As such, invasive delivery techniques, transport carriers, or prodrug
strategies are required for their in vivo use. Here,
we present a fluorescent 2′-deoxyribonucleoside triphosphate
“TAMRA-dATP” that exhibits surprisingly high bioavailability in vivo. TAMRA-dATP spontaneously forms nanoparticles in
Mg+2-containing buffers that are taken into the vesicles
of living cells and animals by energy-dependent processes. In cell
cultures, photochemical activation with yellow laser light (561 nm)

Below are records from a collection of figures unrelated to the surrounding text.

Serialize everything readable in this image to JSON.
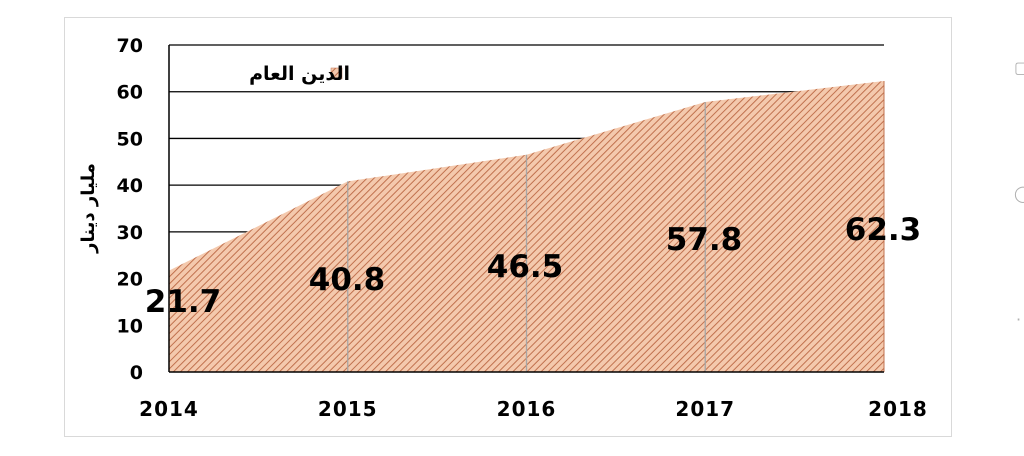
{
  "chart_data": {
    "type": "area",
    "categories": [
      "2014",
      "2015",
      "2016",
      "2017",
      "2018"
    ],
    "series": [
      {
        "name": "الدين العام",
        "values": [
          21.7,
          40.8,
          46.5,
          57.8,
          62.3
        ]
      }
    ],
    "data_labels": [
      "21.7",
      "40.8",
      "46.5",
      "57.8",
      "62.3"
    ],
    "title": "",
    "xlabel": "",
    "ylabel": "مليار دينار",
    "ylim": [
      0,
      70
    ],
    "yticks": [
      "0",
      "10",
      "20",
      "30",
      "40",
      "50",
      "60",
      "70"
    ],
    "grid": true,
    "legend_position": "top-left",
    "colors": {
      "fill": "#f4c9ad",
      "hatch": "#c0714e",
      "edge": "#c0714e",
      "grid": "#000000",
      "vgrid": "#a6a6a6"
    }
  }
}
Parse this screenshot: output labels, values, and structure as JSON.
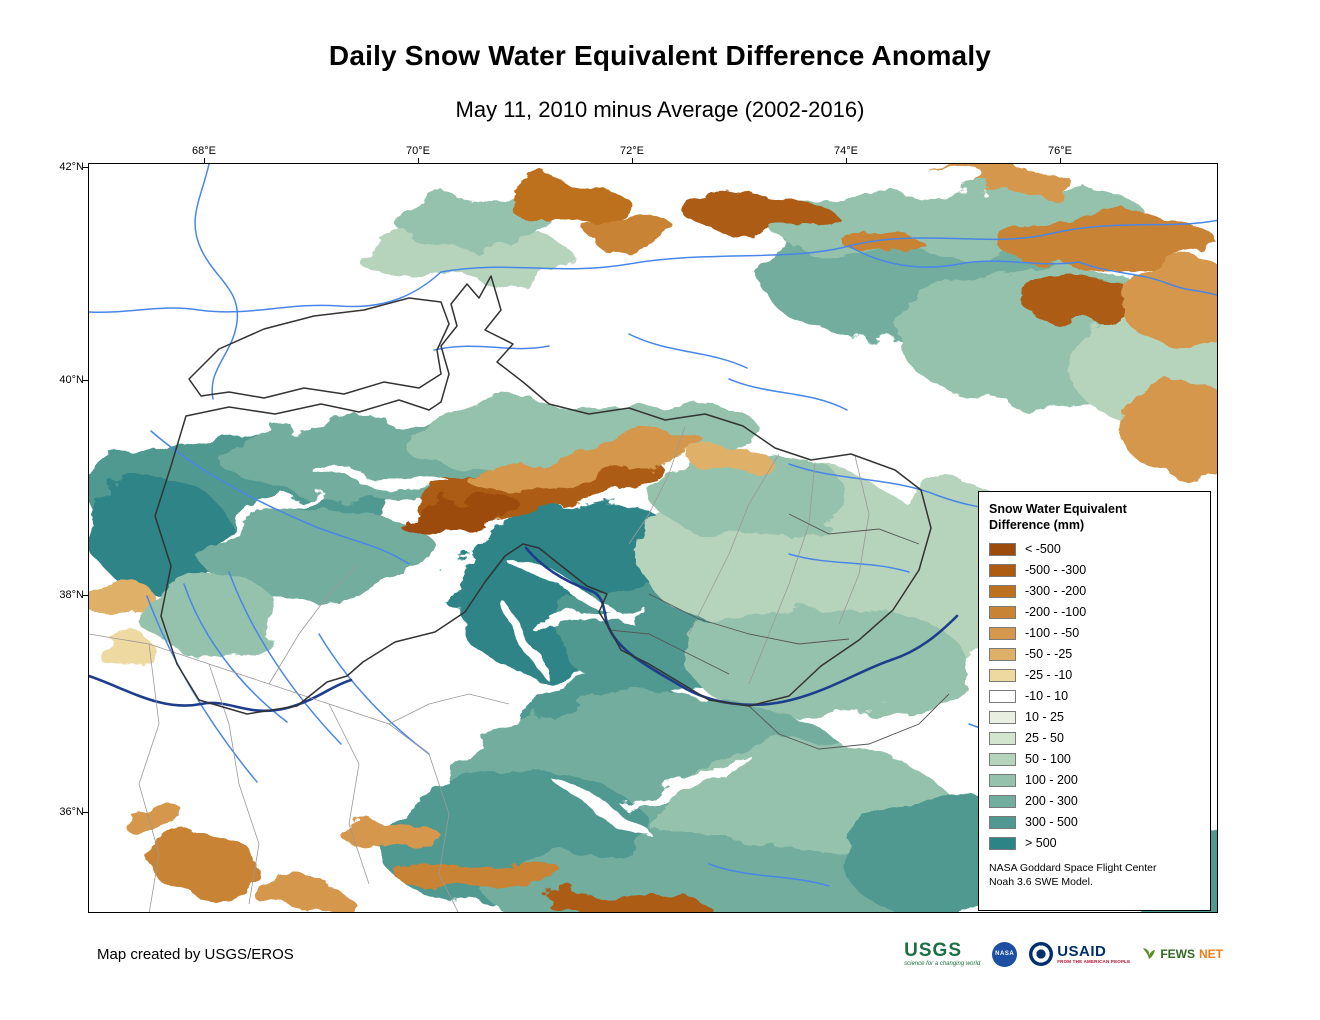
{
  "page": {
    "title": "Daily Snow Water Equivalent Difference Anomaly",
    "subtitle": "May 11, 2010 minus Average (2002-2016)",
    "credit": "Map created by USGS/EROS"
  },
  "map": {
    "x_axis_labels": [
      "68°E",
      "70°E",
      "72°E",
      "74°E",
      "76°E"
    ],
    "y_axis_labels": [
      "42°N",
      "40°N",
      "38°N",
      "36°N"
    ]
  },
  "legend": {
    "title_line1": "Snow Water Equivalent",
    "title_line2": "Difference (mm)",
    "items": [
      {
        "label": "< -500",
        "color": "#9c4b0c"
      },
      {
        "label": "-500 - -300",
        "color": "#ad5c12"
      },
      {
        "label": "-300 - -200",
        "color": "#bd711f"
      },
      {
        "label": "-200 - -100",
        "color": "#c98334"
      },
      {
        "label": "-100 - -50",
        "color": "#d4974b"
      },
      {
        "label": "-50 - -25",
        "color": "#dfb068"
      },
      {
        "label": "-25 - -10",
        "color": "#eed9a1"
      },
      {
        "label": "-10 - 10",
        "color": "#ffffff"
      },
      {
        "label": "10 - 25",
        "color": "#e9f0e1"
      },
      {
        "label": "25 - 50",
        "color": "#d3e4cf"
      },
      {
        "label": "50 - 100",
        "color": "#b6d4bc"
      },
      {
        "label": "100 - 200",
        "color": "#95c2ac"
      },
      {
        "label": "200 - 300",
        "color": "#72ad9d"
      },
      {
        "label": "300 - 500",
        "color": "#4f9991"
      },
      {
        "label": "> 500",
        "color": "#2d8486"
      }
    ],
    "note_line1": "NASA Goddard Space Flight Center",
    "note_line2": "Noah 3.6 SWE Model."
  },
  "footer": {
    "usgs": {
      "text": "USGS",
      "tagline": "science for a changing world"
    },
    "nasa": {
      "text": "NASA"
    },
    "usaid": {
      "text": "USAID",
      "tagline": "FROM THE AMERICAN PEOPLE"
    },
    "fewsnet": {
      "text_primary": "FEWS",
      "text_secondary": "NET"
    }
  }
}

facilitated endosomal escape of TAMRA-dATP, resulting in its metabolic
incorporation into DNA in vitro. In contrast, in vivo studies revealed that TAMRA-dATP is extensively
trafficked by active pathways into cellular DNA of zebrafish (Danio rerio) and Caenorhabditis elegans where DNA labeling was observed in live animals, even without photochemical
release. Metabolic labeling of DNA in whole, living animals can therefore
be achieved by simply soaking animals in a buffer containing TAMRA-dATP
or a structurally related compound, Cy3-dATP.